The spot price is the anchor

Pure gold trades on a continuous global market with a single per-gram spot price. Everything downstream, refiners, dealers, buyers, prices off that anchor. GoldPaid uses the live spot rate on the day your items are assessed, not last week's, because rates move and that matters at gram-level granularity.

Purity turns the spot into a carat rate

9ct gold is 37.5% pure, 18ct is 75%, 22ct is 91.6%, 24ct is 99.9%. The per-gram value of any carat is the spot price for fine gold multiplied by that purity. The XRF assay confirms the actual purity of your specific items, which can differ from the hallmark, a piece marked 9ct that contains 8ct solder is paid honestly for the 8ct content of the solder.

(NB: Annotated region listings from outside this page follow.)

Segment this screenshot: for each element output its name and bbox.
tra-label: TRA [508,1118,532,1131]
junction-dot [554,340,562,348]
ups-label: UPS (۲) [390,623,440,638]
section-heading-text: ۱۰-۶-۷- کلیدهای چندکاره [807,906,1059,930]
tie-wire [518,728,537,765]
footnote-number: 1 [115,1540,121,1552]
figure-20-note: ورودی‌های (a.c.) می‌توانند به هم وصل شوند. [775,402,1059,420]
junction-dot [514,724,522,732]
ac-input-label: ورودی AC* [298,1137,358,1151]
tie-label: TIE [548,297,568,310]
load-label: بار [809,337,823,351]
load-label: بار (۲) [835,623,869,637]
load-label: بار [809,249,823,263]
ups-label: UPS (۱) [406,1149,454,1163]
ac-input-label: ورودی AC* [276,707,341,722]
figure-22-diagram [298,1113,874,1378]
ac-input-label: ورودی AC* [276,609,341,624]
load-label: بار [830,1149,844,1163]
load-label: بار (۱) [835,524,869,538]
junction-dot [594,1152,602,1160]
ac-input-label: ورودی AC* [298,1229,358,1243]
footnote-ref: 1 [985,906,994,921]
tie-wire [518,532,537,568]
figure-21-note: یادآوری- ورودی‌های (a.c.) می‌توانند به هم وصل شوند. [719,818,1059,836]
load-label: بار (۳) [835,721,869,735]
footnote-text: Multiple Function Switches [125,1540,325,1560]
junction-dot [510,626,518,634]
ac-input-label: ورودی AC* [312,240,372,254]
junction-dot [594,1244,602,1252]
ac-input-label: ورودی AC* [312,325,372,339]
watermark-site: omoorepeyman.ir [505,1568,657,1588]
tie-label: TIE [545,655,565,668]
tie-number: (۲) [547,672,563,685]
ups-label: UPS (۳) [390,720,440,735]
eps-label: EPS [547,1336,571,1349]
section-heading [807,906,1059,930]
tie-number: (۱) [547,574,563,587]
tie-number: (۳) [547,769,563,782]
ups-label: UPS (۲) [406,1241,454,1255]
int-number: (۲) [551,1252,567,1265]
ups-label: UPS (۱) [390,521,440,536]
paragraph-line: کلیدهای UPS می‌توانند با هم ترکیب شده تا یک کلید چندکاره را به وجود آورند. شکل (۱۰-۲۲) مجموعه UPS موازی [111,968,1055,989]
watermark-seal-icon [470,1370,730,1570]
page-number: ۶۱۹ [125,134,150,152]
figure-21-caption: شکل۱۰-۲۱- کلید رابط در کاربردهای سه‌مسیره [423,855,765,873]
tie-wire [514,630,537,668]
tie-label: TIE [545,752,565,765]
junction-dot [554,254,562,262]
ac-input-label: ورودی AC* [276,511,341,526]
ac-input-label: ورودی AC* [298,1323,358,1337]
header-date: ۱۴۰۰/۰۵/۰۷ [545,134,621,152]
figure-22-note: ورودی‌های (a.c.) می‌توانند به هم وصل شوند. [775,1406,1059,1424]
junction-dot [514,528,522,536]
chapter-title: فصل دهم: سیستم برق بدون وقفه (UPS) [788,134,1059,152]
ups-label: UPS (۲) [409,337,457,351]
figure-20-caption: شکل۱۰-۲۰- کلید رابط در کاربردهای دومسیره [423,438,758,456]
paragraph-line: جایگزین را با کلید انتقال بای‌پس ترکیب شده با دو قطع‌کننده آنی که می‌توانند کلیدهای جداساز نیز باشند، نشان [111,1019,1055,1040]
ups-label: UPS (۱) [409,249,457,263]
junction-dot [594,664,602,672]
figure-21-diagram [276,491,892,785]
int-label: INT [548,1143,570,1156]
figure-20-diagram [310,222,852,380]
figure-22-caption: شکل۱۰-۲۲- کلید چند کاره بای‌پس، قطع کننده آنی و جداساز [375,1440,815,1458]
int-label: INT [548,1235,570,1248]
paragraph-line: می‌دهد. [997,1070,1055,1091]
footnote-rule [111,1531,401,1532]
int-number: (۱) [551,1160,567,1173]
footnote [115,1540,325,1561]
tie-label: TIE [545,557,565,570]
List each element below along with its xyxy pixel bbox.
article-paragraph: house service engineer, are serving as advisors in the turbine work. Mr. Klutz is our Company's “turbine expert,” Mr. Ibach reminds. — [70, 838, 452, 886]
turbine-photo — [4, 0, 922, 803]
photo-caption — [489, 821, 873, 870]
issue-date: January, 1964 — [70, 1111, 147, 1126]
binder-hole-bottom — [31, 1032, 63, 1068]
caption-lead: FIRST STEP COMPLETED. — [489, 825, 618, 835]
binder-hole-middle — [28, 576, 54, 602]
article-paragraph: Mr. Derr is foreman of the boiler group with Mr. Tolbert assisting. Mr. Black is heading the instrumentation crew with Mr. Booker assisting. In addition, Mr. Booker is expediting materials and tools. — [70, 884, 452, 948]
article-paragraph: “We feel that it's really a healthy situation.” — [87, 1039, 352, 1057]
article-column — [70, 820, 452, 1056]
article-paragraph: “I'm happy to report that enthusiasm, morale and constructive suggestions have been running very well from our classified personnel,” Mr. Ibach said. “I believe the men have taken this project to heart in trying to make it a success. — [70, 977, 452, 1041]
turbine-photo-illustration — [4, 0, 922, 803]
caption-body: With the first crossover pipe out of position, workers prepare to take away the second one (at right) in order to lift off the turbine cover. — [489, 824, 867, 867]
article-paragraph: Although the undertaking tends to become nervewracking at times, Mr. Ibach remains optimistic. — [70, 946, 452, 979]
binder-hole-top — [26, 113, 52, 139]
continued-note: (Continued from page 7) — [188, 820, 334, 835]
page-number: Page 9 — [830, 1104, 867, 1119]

Weight, measured not estimated

Each item is weighed on calibrated scales to 0.01 of a gram, and mixed lots are separated by carat first so nothing is paid at the wrong rate. Non-precious components (a steel watch spring, a tooth fragment on a dental crown) are excluded. You are paid for the metal that is actually there.

The margin, said plainly

The offer you see is the calculated value less the buyer's margin. That margin funds the work: the labels, the assay equipment, the documented chain of custody, the secure handling, the Faster Payments, the free tracked returns when sellers decline. A bigger margin would mean a lower offer; a smaller one is what a postal specialist can sustain because there is no shopfront to fund.

Indicative per-gram rates by carat are published on the calculator and gold price today pages. Treat them as a guide. The firm figure is built from the XRF assay and weighing of your specific items, against the rate on the day.

Common questions

Why does the per-gram price change?

Because the underlying market does. Precious-metal spot prices move continuously in response to currency, central-bank activity, real yields and demand. GoldPaid prices against the live rate on assessment day rather than a fixed weekly figure.

Is the margin the same on every item?

Broadly, yes, the margin model is consistent rather than per-item haggling. What varies is whether non-metal components reduce the payable content, or whether a piece might carry collector premium beyond its metal value, which we flag rather than absorb.

Why do you not just publish a single offer rate?

Because the live market moves and the firm figure depends on confirmed purity and weight that we can only know after the assay. A published "offer rate" without those facts would either be padded with a hedge or unhelpfully vague.